UF Postings Past: Are You Ready to Upgrade?

March 9, 2008 – 3:26 pm

Most of us who have ever been involved in implementing a piece of enterprise software has faced this. You gather requirements and evaluate software vendors. You jump various political hurdles inside your company. You build your implementation team and start ramping up to install the product. In this middle of all of this, blammo! The vendor changes upgrades their product. Sometimes the upgrade is no big deal; sometimes it’s radical- like they rewrote it as a web application, or the app that used to be in powerbuilder is not written in c# or java. No big deal because you planned for that to happen, right? Uh, right?

For most companies, the answer is wrong. When evaluating vendors, never forget to do some basic homework on their future roadmap, how it will affect your project, and how their roadmap matches up to your plan.

Here’s some things to do to prepare for major version changes during your implementation:

1) Managing the version change within your project plan and scope
If there is a version change or other major product upgrade in their roadmap, be sure that you put that in your project plan. Make sure that you put time in your project plan to evaluate the new product and adjust the project plan according to the requirements of the new product. You doubtlessly will have to upgrade to the new version to achieve support from the vendor at some point; it’s easier to change now than after you’ve gone to production with the product. Treat this essentially as a major change request would be treated, only you have the bonus that you know when it will (probably) be and can schedule this in your project. If you are tempted to put it off until after you go live, don’t. This is like all other major project changes. The later it happens in your project, the more money and resources it will take to implement.

2) Managing the version change and having the right resources
Do you have the right resources available for the new version? If the code base changes in the new version, you’ll need programmers and techies versed in that code base. You’ll need systems architects available when you evaluate the new version of the product so that you can determine if the new version requires more and/or different hardware. You will probably need a business analyst to look at the new features in the next version to consider how the way the product will be used by the company may change and improve. You may need testing folks to change their testing plans, if any are already written, and you will likely need your trainers to adjust any material they’ve done up to now.

3) Managing your resources before the version change
Do not make the mistake of doing work for the sake of having people work before the change in versions come down. There will be a lot of work that can be done beforehand. There will be some work that may become obselete with the new version as well. Evaluate your task list carefully. Don’t waste time sitting around waiting for the new version, but don’t waste resources working on things that will be rendered obselete either. It’s a careful tightrope to walk.

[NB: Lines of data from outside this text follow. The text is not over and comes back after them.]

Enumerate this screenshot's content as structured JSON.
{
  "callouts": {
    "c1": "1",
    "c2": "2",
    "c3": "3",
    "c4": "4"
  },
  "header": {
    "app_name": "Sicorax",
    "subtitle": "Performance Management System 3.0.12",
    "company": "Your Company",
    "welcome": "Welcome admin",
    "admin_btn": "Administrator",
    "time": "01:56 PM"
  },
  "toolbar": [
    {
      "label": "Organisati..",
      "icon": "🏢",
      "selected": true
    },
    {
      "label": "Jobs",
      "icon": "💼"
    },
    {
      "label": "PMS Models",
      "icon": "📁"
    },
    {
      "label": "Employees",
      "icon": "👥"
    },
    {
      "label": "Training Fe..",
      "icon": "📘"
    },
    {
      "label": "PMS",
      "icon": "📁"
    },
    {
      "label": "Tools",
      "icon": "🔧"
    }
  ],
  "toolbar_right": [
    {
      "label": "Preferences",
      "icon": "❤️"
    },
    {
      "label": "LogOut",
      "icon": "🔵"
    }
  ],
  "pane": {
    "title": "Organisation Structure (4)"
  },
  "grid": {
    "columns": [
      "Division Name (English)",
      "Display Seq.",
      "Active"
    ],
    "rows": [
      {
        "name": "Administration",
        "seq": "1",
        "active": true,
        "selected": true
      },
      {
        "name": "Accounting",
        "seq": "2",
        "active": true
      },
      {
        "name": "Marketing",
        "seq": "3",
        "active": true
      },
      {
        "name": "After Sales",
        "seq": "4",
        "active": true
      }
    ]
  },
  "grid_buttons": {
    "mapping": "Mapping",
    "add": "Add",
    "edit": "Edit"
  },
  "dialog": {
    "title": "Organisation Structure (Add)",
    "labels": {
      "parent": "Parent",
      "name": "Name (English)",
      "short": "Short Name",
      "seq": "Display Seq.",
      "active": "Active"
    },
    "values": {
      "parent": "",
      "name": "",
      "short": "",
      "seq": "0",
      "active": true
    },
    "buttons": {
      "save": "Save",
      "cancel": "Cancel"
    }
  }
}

Last but not least, never forget to document, document, document. Keep up with your vendor’s version upgrade schedule. You will have to upgrade the product again after it is in production. This is a learning experience as to how to do that. Save as much lessons learned and project plan material as possible from your upgrade so that you can make your future transitions more smooth.

Vendor products change. This is a reality of their business model. Plan for the change so it can fit within your business model.